Urupedia – Badan Meteorologi, Klimatologi, dan Geofisika (BMKG) mencatat bahwa fenomena cuaca ekstrem diperkirakan akan berlangsung dalam beberapa waktu ke depan, bahkan kemungkinan akan terus berlanjut saat momen mudik pada awal April 2024.
“Semoga berkurang, tapi itu masih pancaroba jadi bisa (hujan) mendadak.
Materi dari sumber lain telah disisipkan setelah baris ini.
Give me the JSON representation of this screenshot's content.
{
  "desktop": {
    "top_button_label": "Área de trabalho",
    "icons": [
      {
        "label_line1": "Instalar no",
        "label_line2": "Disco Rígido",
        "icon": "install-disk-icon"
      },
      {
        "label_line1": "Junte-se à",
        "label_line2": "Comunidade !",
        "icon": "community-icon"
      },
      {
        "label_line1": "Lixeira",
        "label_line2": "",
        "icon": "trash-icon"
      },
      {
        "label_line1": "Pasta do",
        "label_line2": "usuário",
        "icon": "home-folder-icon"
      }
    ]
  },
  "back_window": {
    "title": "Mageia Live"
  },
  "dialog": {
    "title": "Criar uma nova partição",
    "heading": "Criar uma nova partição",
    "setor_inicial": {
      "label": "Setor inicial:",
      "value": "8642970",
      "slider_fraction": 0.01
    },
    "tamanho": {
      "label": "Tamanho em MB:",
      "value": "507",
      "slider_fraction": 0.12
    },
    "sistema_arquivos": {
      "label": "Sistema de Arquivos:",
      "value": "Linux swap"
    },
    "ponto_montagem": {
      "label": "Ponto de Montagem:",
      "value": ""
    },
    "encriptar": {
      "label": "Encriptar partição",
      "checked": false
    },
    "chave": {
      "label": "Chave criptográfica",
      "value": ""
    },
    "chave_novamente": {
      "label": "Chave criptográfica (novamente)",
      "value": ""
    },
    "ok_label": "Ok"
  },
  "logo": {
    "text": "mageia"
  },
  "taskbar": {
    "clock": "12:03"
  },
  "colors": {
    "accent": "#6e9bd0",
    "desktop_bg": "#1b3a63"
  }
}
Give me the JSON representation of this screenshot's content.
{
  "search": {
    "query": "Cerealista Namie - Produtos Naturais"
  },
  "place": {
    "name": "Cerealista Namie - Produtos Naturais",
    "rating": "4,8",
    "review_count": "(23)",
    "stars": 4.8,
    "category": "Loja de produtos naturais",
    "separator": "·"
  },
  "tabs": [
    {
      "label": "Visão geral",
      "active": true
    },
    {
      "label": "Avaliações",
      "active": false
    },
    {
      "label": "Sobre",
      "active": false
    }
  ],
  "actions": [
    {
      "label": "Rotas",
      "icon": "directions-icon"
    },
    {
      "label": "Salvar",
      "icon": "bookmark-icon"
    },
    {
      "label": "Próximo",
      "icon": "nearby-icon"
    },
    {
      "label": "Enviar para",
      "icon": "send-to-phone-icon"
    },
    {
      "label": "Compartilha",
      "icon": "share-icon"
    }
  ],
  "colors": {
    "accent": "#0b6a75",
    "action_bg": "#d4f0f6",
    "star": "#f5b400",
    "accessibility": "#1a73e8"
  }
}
Musim hujan kan dari pagi, kalau pancaroba paginya baik-baik aja, sore langsung bres,” kata Kepala BMKG Dwikorita Karnawati usai rapat kerja dengan Komisi V DPR RI, dilansir dari laman resmi BMKG, Kamis (14/3/24).
Untuk menghadapi potensi cuaca ekstrem tersebut, BMKG menyarankan agar masyarakat tetap memantau perkembangan cuaca secara berkala, terutama saat merencanakan perjalanan ke luar rumah.
“Saya mohon monitor terus aplikasi BMKG. Sebetulnya ga masalah, kita kan biasa mudik ada hujan, tapi paling penting monitor aplikasi BMKG ketika mudik lebaran ada jalur mudik. Tiap jalur mudik ketahuan kira-kira ujan lebat atau tidak, akan tau 3 jam sebelumnya, jadi mau mudik punya planning aku lewat jalur mana, yang awannya nggak banyak bisa terdeteksi di aplikasi BMKG, jadi poinnya terus monitor susun perencanaan berdasarkan hasil prakiraan cuaca,” jelasnya.
Meskipun curah hujan ekstrem diperkirakan akan terjadi di berbagai wilayah, namun beberapa daerah memiliki tingkat kecenderungan cuaca ekstrem yang lebih tinggi. Deputi Bidang Meteorologi BMKG, Guswanto, menjelaskan beberapa daerah yang berpotensi mengalami cuaca lebih ekstrem.
“Seminggu ke depan yang siaga itu NTB, Kalimantan Tengah, Kalbar, termasuk NTT akibat dampak 3 bibit siklon tropis 91s, 93p dan 94s yang saat ini berada di samudera Hindia selatan sampai di Arafura (Selatan Papua),” tandasnya.